Cet animal “intelligent au comportement flexible” est capable de “porter une attention particulière aux comportements humains et de les reproduire dans ses propres choix de nourriture”, explique au Guardian la biologiste Franziska Feist, première autrice de l’étude, menée par des chercheurs de l’université du Sussex. Les scientifiques avaient déjà remarqué l’attrait particulier, pour cet oiseau marin, de la nourriture touchée par l’humain, mais la capacité du goéland à s’inspirer de ses observations d’humains en train de grignoter n’avait pas encore été démontrée.

Goélands copieurs

La biologiste autrichienne et ses collègues ont placé deux types de chips (paquet bleu ou paquet vert) à quelques mètres d’eux. Tant que les expérimentateurs restaient à proximité sans rien faire, très peu de goélands s’intéressaient aux chips. En revanche, dès que les chercheurs se sont mis à manger des chips, “48 % des oiseaux se sont approchés pour jeter un coup d’œil sur les paquets. Dans près de 40 % des cas, les goélands ont picoré les paquets de chips et, dans 95 % des cas, ils se sont dirigés vers le paquet de la même couleur que celui que les scientifiques étaient en train de manger”, explique The Guardian.
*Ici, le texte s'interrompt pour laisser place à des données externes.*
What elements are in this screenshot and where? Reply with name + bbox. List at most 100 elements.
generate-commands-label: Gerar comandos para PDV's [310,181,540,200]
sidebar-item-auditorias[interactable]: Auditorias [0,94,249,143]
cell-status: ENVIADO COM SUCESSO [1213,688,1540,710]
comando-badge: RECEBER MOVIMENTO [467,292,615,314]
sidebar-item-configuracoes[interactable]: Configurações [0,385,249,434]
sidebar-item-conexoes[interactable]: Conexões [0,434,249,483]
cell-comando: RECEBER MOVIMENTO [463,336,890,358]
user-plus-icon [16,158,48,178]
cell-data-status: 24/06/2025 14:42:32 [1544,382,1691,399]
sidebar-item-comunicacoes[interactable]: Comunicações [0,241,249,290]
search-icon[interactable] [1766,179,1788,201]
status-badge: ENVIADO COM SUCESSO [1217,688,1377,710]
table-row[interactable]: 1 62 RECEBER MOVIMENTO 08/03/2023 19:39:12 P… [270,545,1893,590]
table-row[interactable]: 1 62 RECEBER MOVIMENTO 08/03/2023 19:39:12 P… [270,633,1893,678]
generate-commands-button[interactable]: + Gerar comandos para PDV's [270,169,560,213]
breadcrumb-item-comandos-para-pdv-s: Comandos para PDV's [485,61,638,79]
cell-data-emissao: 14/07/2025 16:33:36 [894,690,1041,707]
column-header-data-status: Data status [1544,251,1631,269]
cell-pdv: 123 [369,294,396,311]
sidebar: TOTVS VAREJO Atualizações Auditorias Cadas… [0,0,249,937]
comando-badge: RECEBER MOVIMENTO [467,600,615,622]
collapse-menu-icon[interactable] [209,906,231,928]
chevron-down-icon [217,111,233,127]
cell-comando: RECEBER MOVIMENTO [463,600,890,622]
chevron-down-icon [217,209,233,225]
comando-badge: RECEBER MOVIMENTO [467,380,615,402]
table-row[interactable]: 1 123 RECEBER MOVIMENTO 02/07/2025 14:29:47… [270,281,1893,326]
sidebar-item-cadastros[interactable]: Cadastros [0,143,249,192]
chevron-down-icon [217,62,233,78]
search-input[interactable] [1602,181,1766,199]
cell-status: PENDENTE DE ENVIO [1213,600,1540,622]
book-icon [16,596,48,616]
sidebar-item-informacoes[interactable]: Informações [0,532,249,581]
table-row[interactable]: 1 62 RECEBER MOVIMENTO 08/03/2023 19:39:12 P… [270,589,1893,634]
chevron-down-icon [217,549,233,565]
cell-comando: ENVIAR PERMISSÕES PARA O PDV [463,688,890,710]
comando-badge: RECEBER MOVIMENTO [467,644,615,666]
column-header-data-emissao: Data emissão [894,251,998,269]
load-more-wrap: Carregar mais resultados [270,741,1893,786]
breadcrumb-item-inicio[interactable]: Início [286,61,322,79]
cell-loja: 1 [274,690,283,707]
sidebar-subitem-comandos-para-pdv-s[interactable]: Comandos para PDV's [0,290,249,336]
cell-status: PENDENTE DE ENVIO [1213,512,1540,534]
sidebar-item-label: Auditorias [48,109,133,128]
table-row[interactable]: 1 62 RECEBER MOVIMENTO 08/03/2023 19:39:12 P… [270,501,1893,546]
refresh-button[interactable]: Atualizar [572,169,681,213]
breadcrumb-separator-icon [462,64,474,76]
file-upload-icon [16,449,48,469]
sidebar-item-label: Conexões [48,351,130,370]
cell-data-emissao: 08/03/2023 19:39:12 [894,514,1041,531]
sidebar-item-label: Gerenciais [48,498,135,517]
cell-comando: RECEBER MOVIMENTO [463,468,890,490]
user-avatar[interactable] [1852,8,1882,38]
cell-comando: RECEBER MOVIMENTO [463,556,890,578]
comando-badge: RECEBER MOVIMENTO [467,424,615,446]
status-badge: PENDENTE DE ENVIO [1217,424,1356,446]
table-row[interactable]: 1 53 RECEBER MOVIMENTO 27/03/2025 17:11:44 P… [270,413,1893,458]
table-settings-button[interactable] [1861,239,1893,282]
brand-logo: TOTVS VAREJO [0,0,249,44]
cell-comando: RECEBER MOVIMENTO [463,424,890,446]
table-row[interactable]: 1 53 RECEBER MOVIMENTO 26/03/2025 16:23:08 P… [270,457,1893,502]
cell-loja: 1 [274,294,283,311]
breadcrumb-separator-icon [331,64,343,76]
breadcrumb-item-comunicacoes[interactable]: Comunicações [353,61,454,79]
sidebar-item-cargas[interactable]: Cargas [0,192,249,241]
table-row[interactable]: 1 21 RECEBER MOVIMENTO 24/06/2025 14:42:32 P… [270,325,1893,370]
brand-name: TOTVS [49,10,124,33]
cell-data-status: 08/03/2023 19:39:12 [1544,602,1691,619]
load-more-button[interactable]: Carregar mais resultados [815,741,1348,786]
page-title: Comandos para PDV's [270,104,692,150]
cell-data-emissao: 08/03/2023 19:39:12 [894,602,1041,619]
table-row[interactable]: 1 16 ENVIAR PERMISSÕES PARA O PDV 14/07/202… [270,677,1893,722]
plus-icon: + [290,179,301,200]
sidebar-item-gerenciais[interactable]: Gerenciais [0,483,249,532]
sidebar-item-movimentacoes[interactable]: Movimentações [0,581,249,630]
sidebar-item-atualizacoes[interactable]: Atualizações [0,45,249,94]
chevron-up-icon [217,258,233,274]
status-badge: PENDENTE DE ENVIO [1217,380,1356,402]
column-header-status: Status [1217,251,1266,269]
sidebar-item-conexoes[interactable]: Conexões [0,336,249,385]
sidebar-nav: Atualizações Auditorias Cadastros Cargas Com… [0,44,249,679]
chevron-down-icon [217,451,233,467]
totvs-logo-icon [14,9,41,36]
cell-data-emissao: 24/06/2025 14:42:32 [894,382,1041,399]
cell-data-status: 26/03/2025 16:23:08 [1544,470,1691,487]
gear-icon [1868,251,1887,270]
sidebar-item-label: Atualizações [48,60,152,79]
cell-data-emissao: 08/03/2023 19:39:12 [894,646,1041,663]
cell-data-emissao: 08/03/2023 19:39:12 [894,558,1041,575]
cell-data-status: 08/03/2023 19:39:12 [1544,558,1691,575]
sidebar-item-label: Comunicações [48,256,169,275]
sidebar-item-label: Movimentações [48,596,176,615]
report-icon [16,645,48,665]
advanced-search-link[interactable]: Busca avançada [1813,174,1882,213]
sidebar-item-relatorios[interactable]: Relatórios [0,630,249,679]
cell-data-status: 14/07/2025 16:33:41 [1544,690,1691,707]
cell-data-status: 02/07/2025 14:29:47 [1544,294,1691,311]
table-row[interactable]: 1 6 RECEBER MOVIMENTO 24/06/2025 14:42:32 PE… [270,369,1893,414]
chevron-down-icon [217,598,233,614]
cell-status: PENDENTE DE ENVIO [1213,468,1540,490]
Les panneaux demandant de ne pas nourrir les oiseaux pourraient être agrémentés d’un “et ne les laissez pas non plus vous regarder manger”, ajoute Franziska Feist.

“L’étude montre que nous n’attirons pas seulement l’attention des goélands sur l’endroit où se trouve la nourriture, mais qu’ils apprennent également quel type de nourriture nous mangeons. Cela pourrait influer sur la manière de réduire les interactions négatives entre les humains et les goélands, car il semble que nous leur apprenions involontairement à apprécier de nouveaux aliments”, s’inquiète dans les colonnes du Guardian Madeleine Goumas, experte des goélands argentés à l’université d’Exeter, au Royaume-Uni.